Im Gemeinderat werden Stimmen laut, die der Stadt vorwerfen, bei der Kontrolle umstrittener Provisionen für das Vermitteln von Patienten aus dem Ausland in der International Unit versagt zu haben. Die SÖS Linke-Plus fordert eine Untersuchung.

Stuttgart - Die Fraktionsgemeinschaft SÖS/ Linke-plus wirft der Stadt Versagen bei der Aufarbeitung von Pflichtverletzungen in der International Unit (IU) des Klinikums vor, die 2016 aufgegeben worden ist. Darüber wurde am Freitag nichtöffentlich im Krankenhausausschuss diskutiert. Kritisiert wurde erneut der „Goldene Handschlag“ für den damaligen Geschäftsführer Ralf-Michael Schmitz. „Man hätte ihn fristlos entlassen können“, so Fraktionschef Hannes Rockenbauch. Bürgermeister Michael Föll (CDU) soll die einvernehmliche Trennung damit begründet haben, dass man sonst Ermittlungen der Steuerfahndung gefährdet hätte. Bisher hatte es geheißen, die Trennung sei für einen störungsfreien Neuanfang an der Klinikumsspitze nötig gewesen. Die innerstädtische Aufarbeitung stagniere, klagt Linken-Stadtrat Thomas Adler: „Neben der Frage nach der politischen Verantwortung sind die strukturellen Ursachen für das Versagen jeglicher Kontrollinstanzen bis heute nicht thematisiert worden.“ Rockenbauch wirft Ex-Krankenhausbürgermeister Werner Wölfle (Grüne) vor, Hinweisen auf Korruption, Bestechung oder Untreue nicht nachgegangen zu sein.

 

Hohe Einnahmen bedeuten hohes Ausfallrisiko

Dem wird widersprochen. Tatsächlich aber war allen mit der Klinikumsverwaltung betrauten Personen zumindest klar, dass die IU mit Patienten aus dem Ausland ein hohes Abrechnungsrisiko eingegangen war. Darüber war immer wieder im Rathaus berichtet worden. Entsprechend hoch waren aber die Erlöse; von 2010 bis 2015 betrug der Deckungsbeitrag 30 Millionen Euro. In Quartalsberichten wurden Provisionen auch stets erwähnt, die für die Vermittlung von Patienten anfielen. Offenbar habe sich kein Verantwortlicher am Geschäftsgebaren der IU gestört, solange die Kasse stimmte, so Amtsrichter Niki Sänger, der die fristlose Kündigung gegen den Abteilungsleiter Andreas Braun verhandelte.

Stadtrat Adler warf Föll in der Sitzung vor, die ehemalige Direktorin für Finanzen und Controlling, Antje Groß, zum „Sündenbock“ für das Versagen der Verwaltung zu machen. Der Bürgermeister soll daraufhin gefragt haben, ob Braun und Groß für den Skandal noch das Bundesverdienstkreuze verliehen bekommen sollten. Der Ex-Direktorin würde es wohl genügen, wenn sich der Gemeinderat nicht länger allein auf die Aussagen von Föll und den Anwälten von BRP Renaud & Partner verließe. Am Arbeitsgericht hatten sie bereits den Kürzeren gezogen, die fristlose Kündigung ist unwirksam. Die Vorwürfe, wie etwa eine unzureichende Prüfung von Rechnungen und Verträgen, sind strittig, basieren ausweislich des nun vorliegenden Urteils in Teilen auf Behauptungen des Finanz-Servicecenter-Chefs. Der Oberbuchhalter Stefan Ganzenmüller blieb, überraschend für mit der Materie befasste Stadträte, unbehelligt, während mehrere kleine Sachbearbeiter abgestraft wurden.
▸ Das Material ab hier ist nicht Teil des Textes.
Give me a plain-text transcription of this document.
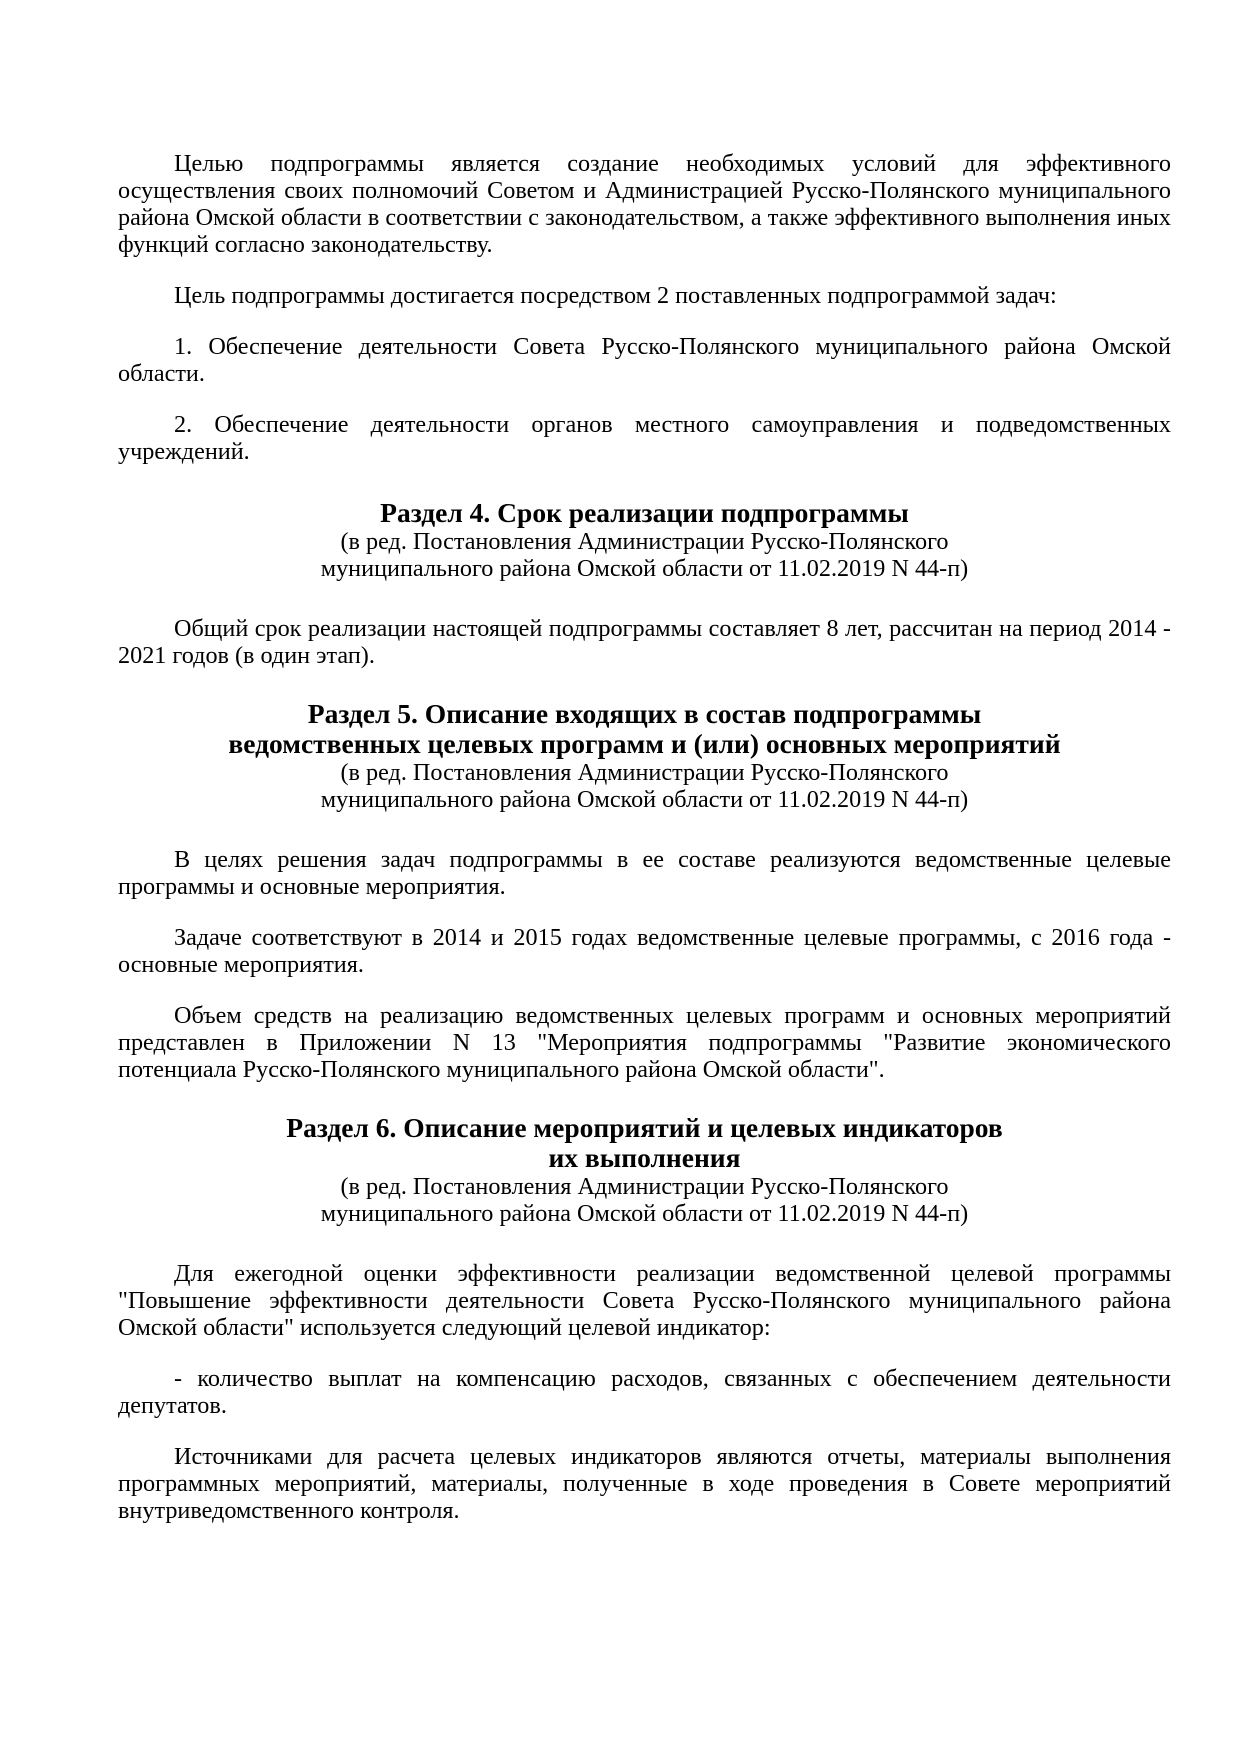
Целью подпрограммы является создание необходимых условий для эффективного осуществления своих полномочий Советом и Администрацией Русско-Полянского муниципального района Омской области в соответствии с законодательством, а также эффективного выполнения иных функций согласно законодательству.

Цель подпрограммы достигается посредством 2 поставленных подпрограммой задач:

1. Обеспечение деятельности Совета Русско-Полянского муниципального района Омской области.

2. Обеспечение деятельности органов местного самоуправления и подведомственных учреждений.

Раздел 4. Срок реализации подпрограммы
(в ред. Постановления Администрации Русско-Полянского
муниципального района Омской области от 11.02.2019 N 44-п)

Общий срок реализации настоящей подпрограммы составляет 8 лет, рассчитан на период 2014 - 2021 годов (в один этап).

Раздел 5. Описание входящих в состав подпрограммы
ведомственных целевых программ и (или) основных мероприятий
(в ред. Постановления Администрации Русско-Полянского
муниципального района Омской области от 11.02.2019 N 44-п)

В целях решения задач подпрограммы в ее составе реализуются ведомственные целевые программы и основные мероприятия.

Задаче соответствуют в 2014 и 2015 годах ведомственные целевые программы, с 2016 года - основные мероприятия.

Объем средств на реализацию ведомственных целевых программ и основных мероприятий представлен в Приложении N 13 "Мероприятия подпрограммы "Развитие экономического потенциала Русско-Полянского муниципального района Омской области".

Раздел 6. Описание мероприятий и целевых индикаторов
их выполнения
(в ред. Постановления Администрации Русско-Полянского
муниципального района Омской области от 11.02.2019 N 44-п)

Для ежегодной оценки эффективности реализации ведомственной целевой программы "Повышение эффективности деятельности Совета Русско-Полянского муниципального района Омской области" используется следующий целевой индикатор:

- количество выплат на компенсацию расходов, связанных с обеспечением деятельности депутатов.

Источниками для расчета целевых индикаторов являются отчеты, материалы выполнения программных мероприятий, материалы, полученные в ходе проведения в Совете мероприятий внутриведомственного контроля.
Als Beschuldigte in die Endausscheidung

Sitzungsbeobachter wunderten sich auch über die Aussage Fölls, er brauche keine Finanzdirektorin, die eine Rechnung ohne erkennbare Gegenleistung freigebe. Noch Ende 2016, als man Antje Groß bereits – aus ihrer Sicht zu Unrecht – mit dubiosen Provisionszahlungen in Verbindung gebracht hatte, stand die 49-Jährige mit Fölls ausdrücklichem Segen in der Endausscheidung um den Geschäftsführerposten. Am nächsten Donnerstag beschäftigt sich der Gemeinderat öffentlich mit dem Fall.